Ferrets were once trained (and still are, in some countries) to hunt rabbits and other underground dwelling animals, their long slinky bodies allowing them to fit into incredibly tiny spaces. They can also be trained to run wires and cables through walls.
The rats were useful for cleaning in the small spaces and clearing out dust bunnies. They were also smart enough to carry messages to other parts of the house, and could probably be trained to run messages within a campground or survivalist's compound. They were once used to run cables and wires and could be trained for that again. Rats are also proving useful for sniffing out bombs, land mines, and other such things, which means they can be scent trained for hunting for food like truffles, potatoes, sunflower roots, and other edible roots and shoots, can hunt for people, especially people trapped in the debris of disasters, and to hunt spoor for prey animals. Rats are amazingly useful survivor helpers.
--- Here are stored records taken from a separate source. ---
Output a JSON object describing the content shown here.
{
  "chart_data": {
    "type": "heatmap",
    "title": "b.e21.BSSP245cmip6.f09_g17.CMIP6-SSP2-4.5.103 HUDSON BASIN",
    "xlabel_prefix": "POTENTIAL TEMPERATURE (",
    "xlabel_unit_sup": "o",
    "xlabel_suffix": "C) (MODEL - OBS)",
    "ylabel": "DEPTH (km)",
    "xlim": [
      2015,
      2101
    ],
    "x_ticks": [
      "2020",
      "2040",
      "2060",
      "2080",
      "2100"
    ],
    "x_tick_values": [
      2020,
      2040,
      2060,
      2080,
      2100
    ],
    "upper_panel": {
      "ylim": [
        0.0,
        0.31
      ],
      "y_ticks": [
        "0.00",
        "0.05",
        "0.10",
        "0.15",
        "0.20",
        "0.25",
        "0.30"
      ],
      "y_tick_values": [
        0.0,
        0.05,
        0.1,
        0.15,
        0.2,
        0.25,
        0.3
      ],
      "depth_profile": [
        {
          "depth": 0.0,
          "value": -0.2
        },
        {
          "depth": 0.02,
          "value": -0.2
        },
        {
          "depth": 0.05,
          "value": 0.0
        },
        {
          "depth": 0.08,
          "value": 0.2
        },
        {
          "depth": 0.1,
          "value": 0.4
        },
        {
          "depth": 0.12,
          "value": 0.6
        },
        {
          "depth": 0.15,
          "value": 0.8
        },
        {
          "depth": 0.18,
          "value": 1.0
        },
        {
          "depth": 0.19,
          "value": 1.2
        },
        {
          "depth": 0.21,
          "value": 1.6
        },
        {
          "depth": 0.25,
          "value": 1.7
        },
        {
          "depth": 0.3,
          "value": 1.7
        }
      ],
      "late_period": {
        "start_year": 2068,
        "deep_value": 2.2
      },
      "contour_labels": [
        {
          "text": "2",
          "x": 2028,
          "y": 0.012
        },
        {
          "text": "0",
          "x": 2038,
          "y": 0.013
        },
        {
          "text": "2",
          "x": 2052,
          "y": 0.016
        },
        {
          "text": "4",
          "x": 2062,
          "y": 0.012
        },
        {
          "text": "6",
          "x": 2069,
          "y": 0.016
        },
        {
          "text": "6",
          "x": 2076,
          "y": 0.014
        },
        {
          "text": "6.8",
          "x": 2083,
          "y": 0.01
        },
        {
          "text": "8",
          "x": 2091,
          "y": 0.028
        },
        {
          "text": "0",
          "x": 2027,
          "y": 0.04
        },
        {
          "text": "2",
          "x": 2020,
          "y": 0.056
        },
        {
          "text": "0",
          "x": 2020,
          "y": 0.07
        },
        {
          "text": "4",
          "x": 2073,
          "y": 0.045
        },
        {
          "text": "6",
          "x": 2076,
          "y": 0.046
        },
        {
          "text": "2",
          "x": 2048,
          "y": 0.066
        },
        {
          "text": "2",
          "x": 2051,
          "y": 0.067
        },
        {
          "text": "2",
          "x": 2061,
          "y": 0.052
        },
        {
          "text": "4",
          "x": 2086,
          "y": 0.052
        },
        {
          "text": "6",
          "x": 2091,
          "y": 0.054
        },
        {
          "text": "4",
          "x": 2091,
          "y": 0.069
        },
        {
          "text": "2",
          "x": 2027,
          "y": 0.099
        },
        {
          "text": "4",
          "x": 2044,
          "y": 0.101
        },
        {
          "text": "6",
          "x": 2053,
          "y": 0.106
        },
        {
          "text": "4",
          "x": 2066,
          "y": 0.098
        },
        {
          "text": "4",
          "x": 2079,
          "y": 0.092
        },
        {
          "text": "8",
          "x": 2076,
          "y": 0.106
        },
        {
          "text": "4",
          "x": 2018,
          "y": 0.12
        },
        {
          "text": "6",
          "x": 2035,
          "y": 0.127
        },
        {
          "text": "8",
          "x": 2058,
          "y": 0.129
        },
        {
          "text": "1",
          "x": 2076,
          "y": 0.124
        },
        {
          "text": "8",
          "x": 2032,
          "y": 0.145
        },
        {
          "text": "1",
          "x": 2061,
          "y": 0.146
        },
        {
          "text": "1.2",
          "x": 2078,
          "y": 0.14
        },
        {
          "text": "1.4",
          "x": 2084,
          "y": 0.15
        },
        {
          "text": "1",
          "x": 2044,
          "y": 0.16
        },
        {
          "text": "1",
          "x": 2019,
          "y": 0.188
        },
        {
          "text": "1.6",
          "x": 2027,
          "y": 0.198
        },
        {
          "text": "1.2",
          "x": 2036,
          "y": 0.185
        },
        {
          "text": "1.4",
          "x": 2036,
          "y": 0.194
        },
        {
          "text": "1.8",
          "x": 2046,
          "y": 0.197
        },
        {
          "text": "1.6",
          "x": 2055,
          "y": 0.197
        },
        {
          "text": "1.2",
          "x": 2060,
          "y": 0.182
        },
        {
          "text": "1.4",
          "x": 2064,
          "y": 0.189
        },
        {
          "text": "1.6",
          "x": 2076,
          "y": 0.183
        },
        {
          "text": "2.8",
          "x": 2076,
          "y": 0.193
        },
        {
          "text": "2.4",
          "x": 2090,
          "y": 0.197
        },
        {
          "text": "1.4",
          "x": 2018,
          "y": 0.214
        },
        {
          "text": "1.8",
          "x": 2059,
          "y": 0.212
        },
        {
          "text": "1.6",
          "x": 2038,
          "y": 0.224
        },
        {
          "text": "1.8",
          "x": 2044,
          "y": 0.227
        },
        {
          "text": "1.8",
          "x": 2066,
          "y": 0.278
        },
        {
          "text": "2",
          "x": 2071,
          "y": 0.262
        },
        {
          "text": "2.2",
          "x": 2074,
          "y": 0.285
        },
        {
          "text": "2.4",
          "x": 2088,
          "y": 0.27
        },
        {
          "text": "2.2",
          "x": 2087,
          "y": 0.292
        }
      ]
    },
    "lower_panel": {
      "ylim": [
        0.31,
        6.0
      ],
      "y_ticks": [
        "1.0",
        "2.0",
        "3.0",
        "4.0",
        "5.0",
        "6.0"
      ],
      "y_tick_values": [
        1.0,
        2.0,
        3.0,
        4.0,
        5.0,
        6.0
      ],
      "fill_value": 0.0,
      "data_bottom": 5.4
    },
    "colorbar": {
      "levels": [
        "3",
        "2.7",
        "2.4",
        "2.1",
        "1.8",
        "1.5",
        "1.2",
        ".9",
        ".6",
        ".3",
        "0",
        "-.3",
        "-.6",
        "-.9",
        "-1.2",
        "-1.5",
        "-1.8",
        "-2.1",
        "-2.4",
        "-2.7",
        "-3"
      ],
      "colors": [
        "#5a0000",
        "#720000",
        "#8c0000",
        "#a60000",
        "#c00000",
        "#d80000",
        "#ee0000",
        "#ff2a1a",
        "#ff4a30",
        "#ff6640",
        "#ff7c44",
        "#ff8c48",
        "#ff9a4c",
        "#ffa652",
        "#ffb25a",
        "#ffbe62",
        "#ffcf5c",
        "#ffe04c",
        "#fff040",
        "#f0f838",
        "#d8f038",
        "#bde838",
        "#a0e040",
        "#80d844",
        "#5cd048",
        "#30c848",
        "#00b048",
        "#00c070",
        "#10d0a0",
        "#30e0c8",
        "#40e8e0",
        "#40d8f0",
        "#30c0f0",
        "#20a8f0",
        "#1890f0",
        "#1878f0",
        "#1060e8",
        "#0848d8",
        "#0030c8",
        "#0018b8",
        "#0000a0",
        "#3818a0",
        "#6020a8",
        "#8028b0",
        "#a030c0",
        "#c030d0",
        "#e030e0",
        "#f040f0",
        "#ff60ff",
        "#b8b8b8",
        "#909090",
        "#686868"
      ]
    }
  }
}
Turtles aren't quite as actively useful, but they are excellent at helping keep insect populations under control, along with mosquito fish, toads, and bats.
If you also have pets you want to keep after a disaster, an apocalypse, or in the event of a depression, start training your pet to be useful now. Not just tricks, but actual work. Then, let them work alongside you. Both of you will benefit - the critter will be happy to be part of your team, and you'll have reliable help. It's a win-win situation.
Dogs were domesticated as helpers for people. They were bred to specialties in helping people and you should tap into that instinct and experience and give your dog a chance to be more than a pampered pet, because you can’t afford free-loaders when there’s no money, no food, and you have to rely on your wits.
Itzl is a good example. People are constantly amazed at his behavior, and he loves being useful. He’s alert and always wanting to please me by letting me know there’s a sound I need to investigate. He’s even started training himself now that he knows what’s expected of him. If he hears a sound and I don’t react to it and he doesn’t know what that sound is, he will agitate and insist that I investigate the sound and teach him about it.
At Halloween, there were teens wandering the neighborhood with those light sabers that make sounds and he didn’t know what they were. He led me to the teens and looked at me to teach him. I asked the teens if they’d help, and told them what to do, since I couldn’t hear the light sabers. So they turned the sounds on and off, and demonstrated them for Itzl. I reinforced the lesson with his code words. By the time we were done, he had a new sound to alert on, and he decided on his own that since it was a toy that made the sound, his signal would be to chuff and point, waving one paw as if he were wielding a saber himself. Now I know when he chuffs and mimics a swordfight, he’s telling me there are light saber noises nearby.
He also trained the cats to fetch for him using the same training techniques I use on him. The cats will now fetch for me as well as him. And they hunt rodents and put them in their kill box.
Dogs and cats can be trained to alert on gaseous smells, smoke alarms, to fetch, hunt, and guard. Dogs can also be trained to dig, pull loads, carry packs, herd children or chickens or sheep or other flocking animals, carry messages, find lost objects, and perform a myriad of other tasks.
Teamwork and Teamwork II and the video are good training resources to teach your animal useful survival skills. Connecting with people who own similar breeds and animals that are interested in training them to do jobs is also useful. One such website, Working Dog Web, has a lot of information on it. While we see dogs as the most useful, cats, ferrets, parrots, falcons, horses, pigs, homing pigeons, and, yes, even rats can be trained to do jobs we need for survival and their trained presence can increase our odds of surviving.
When we make our survival plans, instead of just planning to save our pets, we ought to start preparing them to be partners in our survival.